Tuesday, January 17, 2012

Alcatraz or Maybe I'd Rather Watch Castle

    If this were Castle the heroes of this show would have saved one more life in the second episode.  You know these shows...after the chase begins and the clock starts they’re scrambling to solve the puzzle that allows them to catch the killer/mastermind/villain before he can kill again.  They’ll reach him just a bit late and blood spills but not as much as the time before, but the villain escapes them until the last 15 minutes.  Then in the last five minutes there’s a coda, someone says we could have done more.  If they were smarter or quicker all these people wouldn’t have died.  Then the smart ass one says if they hadn’t had been as smart or as quick as they actually were then that poor little girl/boy/coed would have died too.  Then everyone recognizes how human these characters really are.  The makers of Alcaltraz totally failed to lived up to that established cliche.  This show is so very odd.
I’ll admit to being a fan of Lost.  It raises my expectations for this odd odd show.  I wasn’t one of those rabid myth junkies, so I won’t be up in arms and on the streets if I fail to see a single polar bear.  I just don’t understand how people got so into the myth of that show.  I was happy enough to see an engaging story about uncommon characters in harrowing situations.  At times this show follows formula so very well I have to wonder if they’ve been stealing from the slush pile they keep at Criminal Minds, but when they fail to hit a few expected twists I have to wonder about intent.  This show seems so carefully created, I have to wonder exactly what they are doing.  They assemble an amazing ensemble to support a painfully forgettable lead actress...forgive the cliche but I am getting ahead of myself.
Sam Neil and Jorge Garcia wear their characters like latex catsuits.  Neil is especially adept at portraying an incredibly complex character who is at turns the only hope to save us from killers from the past and in other scenes a menacing sadist who would sooner kill you than have to put you into his after action report.  He walks that fine line so well I’m not sure if my confusion is intentional or not.  As for Garcia, he may not have a role so finely drawn as Sam Neil, he does have one that is equally deep and actually far more essential to the whole show.  He is our proxy in that universe.  The quiet everyman who save for coincidence and strange circumstance is pulled into situations none of us could face with such courage and calm.  Feckful and alert he’s a sidekick who might smile if any accused him of it.
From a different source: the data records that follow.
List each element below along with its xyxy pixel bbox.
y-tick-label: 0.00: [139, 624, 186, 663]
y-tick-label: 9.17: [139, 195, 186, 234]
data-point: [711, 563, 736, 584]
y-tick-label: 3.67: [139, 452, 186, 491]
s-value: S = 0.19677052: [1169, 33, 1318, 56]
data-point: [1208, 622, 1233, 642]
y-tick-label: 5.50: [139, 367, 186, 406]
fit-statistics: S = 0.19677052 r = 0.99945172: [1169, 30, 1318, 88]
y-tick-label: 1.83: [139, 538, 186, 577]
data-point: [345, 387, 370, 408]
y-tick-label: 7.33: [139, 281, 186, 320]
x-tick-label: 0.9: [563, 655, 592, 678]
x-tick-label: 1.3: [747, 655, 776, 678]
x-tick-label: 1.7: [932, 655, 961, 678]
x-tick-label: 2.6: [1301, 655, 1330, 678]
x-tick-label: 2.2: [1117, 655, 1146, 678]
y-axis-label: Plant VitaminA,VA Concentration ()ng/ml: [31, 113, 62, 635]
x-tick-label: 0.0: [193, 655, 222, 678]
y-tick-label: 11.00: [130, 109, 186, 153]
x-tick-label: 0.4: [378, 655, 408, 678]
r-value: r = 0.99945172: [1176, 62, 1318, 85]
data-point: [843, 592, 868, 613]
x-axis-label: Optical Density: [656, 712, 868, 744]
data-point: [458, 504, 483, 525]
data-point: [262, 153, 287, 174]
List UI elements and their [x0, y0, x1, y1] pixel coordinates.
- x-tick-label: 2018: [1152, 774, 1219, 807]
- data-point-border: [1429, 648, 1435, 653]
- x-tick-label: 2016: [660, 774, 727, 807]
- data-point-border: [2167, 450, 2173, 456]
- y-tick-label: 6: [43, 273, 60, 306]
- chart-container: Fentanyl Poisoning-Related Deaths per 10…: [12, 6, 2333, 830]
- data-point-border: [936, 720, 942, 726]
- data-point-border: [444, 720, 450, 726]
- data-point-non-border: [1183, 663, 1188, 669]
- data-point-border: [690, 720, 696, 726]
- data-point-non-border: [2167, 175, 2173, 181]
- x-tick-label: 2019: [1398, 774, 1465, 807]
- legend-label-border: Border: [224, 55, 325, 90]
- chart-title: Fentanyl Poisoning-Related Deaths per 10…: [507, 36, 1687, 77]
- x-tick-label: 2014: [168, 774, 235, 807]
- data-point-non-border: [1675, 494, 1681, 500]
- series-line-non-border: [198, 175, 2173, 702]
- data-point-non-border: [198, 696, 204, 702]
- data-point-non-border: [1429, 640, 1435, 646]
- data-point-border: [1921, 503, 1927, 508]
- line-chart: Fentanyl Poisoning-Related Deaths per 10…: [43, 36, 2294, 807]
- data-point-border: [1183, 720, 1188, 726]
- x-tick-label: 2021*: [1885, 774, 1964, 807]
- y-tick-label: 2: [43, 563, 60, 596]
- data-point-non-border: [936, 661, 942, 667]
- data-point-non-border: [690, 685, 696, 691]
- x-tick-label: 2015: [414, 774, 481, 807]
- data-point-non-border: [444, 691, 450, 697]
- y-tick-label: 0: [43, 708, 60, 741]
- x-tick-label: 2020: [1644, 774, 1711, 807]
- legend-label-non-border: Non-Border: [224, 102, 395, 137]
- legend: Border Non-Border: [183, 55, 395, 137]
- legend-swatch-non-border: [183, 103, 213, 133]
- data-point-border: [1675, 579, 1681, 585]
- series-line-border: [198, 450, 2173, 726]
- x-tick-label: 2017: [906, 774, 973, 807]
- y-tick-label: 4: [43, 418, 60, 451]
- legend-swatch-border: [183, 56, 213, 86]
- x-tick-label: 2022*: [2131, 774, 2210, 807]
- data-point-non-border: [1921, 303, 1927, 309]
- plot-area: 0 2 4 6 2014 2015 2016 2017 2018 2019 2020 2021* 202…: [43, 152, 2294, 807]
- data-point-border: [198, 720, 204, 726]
Parminder Nagra and the two villains are hits.  Villains are essential to a show like this and they played their parts incredibly well.  There is no question they have done some terrible deeds, but I challenge anyone to not feel some sympathy for them.  A family man sent to Alcaltraz for stealing food for his child kills the guard who tormented him for so long.  A lost orphan whose only goal is peace kills to soothe the madness of the world around him.  I’m not saying I want to live next to them or anything, but I don’t think they should be shut away from the world forever.  At least do them the simple courtesy of killing them.  And I save the best performance for last, I remember her running a soccer field next to Keira Knightley and tending to the wounds of the injured on ER, Nagra for such a small role left me speechless.  In hindsight I should have realized how central her character might prove to be in Alcaltraz Mythology at the end of episode 2.  Forgive me I was distracted by other things.  Frankly for that one last scene alone I’m ready to watch next week.
This show is a mystery.  So many fine performances and then the lead actress who I won’t bother even to identify by name; one google search and I can accuse her by name of acting as if she were simply a Law & Order detective mysteriously transported to an alternate San Francisco.  If she were on the X-Files her performance would suffice for one of those nameless agents in the background.  I do believe that she could play the hell out of that luckless red shirt who dies in the last half hour to remind us that Chris Carter is keeping it real.  She’s missing something.  I want to say she’s just isn’t as engaging as Evangine Lilly from Lost, but what I really want to say is she’s a hopeless hack who will be the death of this show.  I can only hope this is just some strange context thing; everything else is so good that the one bad thing is so very infuriating.  I also want to hope that this is all intentional and that this character will click into place and this actress will be earning her salary soon enough.  Okay I get it I might be as bad as any given rabid myth junkie maybe I understand that a bit better now.
Just one more bit now and I’m done.  One funny thing I note is that you turn Alcaltraz escapees into demons and you have the premise to Reaper.  You change Alcaltraz escapees to cursed objects and you find yourself watching the classic series “Friday the 13th”.  I hope this is intentional.  I hope it says something about formula television and how you can do quite a few things by establishing expectations then either missing or completely changing them suddenly.  I’ll stick around for a couple of more episodes but frankly I don’t see how this show can but fail to disappoint me. I cross my fingers and hope that these people who created Lost are the geniuses that critics and fanboys accuse them of being.   Too much like Lost and I’ll be disappointed that you just didn’t give me one more season of Lost.  If it tries too hard to be conventionally good then I’ll just wait an hour and watch Castle.  That show doesn’t make me think this hard and I like that show just fine.